As the patient was in stress, measuring cortisol level at 9AM:3.9ng/dl which was low and cortisol level 9 PM:6.1ng/dl which was normal, and TSH, free T3 and T4 which revealed normal free T3, T4 but lower normal TSH:1.67ulU/ML while normal TSH should be (1.7-9) and this was the major clue to suggest poor postoperative stress response in an ill child. The pediatric hormonal stress response has its maximum peak during surgery and resolves by the end of surgical stress or maximally 6 hours later then returns to normal which was found in the lab 48 hours after operation.11,12

Conflicts of interest

The authors have no conflicts of interest to declare.

Funding

None.

Acknowledgements

None.

References

  1. Thornton PS, Charles A, Diva D De Leon, et al. Recommendations from the Pediatric Endocrine Society for Evaluation and Management of Persistent Hypoglycemia in Neonates, Infants, and Children.

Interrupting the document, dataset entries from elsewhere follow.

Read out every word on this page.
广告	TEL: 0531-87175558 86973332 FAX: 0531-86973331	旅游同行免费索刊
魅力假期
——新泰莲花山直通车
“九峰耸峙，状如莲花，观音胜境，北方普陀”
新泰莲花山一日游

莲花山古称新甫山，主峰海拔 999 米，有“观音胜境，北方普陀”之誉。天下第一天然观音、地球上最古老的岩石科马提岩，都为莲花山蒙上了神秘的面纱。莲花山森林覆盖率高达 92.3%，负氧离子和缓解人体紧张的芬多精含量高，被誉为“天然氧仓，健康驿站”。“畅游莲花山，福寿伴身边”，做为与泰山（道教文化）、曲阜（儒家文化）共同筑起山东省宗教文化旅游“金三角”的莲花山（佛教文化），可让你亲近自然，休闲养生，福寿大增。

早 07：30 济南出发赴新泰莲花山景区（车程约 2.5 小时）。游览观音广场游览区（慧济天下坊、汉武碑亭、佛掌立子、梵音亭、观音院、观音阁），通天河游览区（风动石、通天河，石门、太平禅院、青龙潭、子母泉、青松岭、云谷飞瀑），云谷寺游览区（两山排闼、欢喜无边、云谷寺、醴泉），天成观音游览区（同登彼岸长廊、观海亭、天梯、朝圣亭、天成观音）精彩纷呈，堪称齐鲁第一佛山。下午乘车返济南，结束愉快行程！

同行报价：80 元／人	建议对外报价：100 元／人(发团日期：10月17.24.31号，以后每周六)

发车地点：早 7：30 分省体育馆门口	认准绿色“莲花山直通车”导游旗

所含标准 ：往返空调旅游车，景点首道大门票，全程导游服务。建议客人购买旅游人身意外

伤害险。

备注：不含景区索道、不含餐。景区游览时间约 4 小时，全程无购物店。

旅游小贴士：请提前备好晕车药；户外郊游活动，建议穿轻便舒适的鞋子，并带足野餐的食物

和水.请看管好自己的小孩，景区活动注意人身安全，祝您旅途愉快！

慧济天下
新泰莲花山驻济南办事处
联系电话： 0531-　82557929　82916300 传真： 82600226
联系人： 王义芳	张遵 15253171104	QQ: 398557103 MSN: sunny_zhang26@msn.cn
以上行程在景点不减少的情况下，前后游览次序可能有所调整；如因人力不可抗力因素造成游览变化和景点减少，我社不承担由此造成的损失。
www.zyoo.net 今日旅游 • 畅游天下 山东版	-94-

J Pediatr. 2015;167(2):238–245.
  2.  Cornblath M, Hawdon JM, AF Williams, et al. Controversies regarding definition of neonatal hypoglycemia: suggested operational thresholds. Pediatrics. 2000;105(5): 1141–1145.
  3. Kalhan SC, Angelo LJD, SM Savin, et al. Glucose production in pregnant women at term gestation. Sources of glucose for human fetus. J Clin Invest. 1979;63(3):388–394.
  4. Gandhi K. Approach to hypoglycemia in infants and children. Translational paediatrics. 2017;6(4):408–420.
  5. Ahmad S, Khalid R. Blood glucose levels in neonatal sepsis and probable sepsis and its association with mortality. J Coll Physicians Surg Pak. 2012.22(1):15–18.
  6. Stanley CA. Perspective on the Genetics and Diagnosis of Congenital Hyperinsulinism Disorders. J Clin Endocrinol Metab. 2016;101(3): 815–826.
  7. Ferrara C, Payal Patel, Susan Becker, et al. Biomarkers of Insulin for the Diagnosis of Hyperinsulinemic Hypoglycemia in Infants and Children. J Pediatr. 2016;168:212–219.
  8. Adamkin DH. Postnatal glucose homeostasis in late–preterm and term infants. Pediatrics. 2011;127(3):575–579.
  9. Matsui A, Kasano Y, Yamauchi Y, et al. Direct enzymaticassay of urinary sulfated bile acids to replace serum bilirubin testing for selective screening of neonatal cholestasis. J Pediatr. 1996;129(2):306–308.
  10. Choo–Kang LR, Sun CC, Counts DR. Cholestasis and hypoglycemia: manifestations of congenital anterior hypopituitarism. J Clin Endocrinol Metab. 1996;81(8):2786–2789.
  11. Anand K.J, M J Brown, S R Bloom, et al. Studies on the hormonal regulation of fuel metabolism in the human newborn infant undergoing anaesthesia and surgery. Horm Res. 1985;22(1–2):115–128.
  12. Stanley CA, Paul J Rozance, Paul S Thornton, et al. Re–evaluating "transitional neonatal hypoglycemia": mechanism and implications for management. J Pediatr. 2015;166(6):1520–1525.
Creative Commons Attribution License

©2020 Gaballa, et al . This is an open access article distributed under the terms of the Creative Commons Attribution License , which permits unrestricted use, distribution, and build upon your work non-commercially.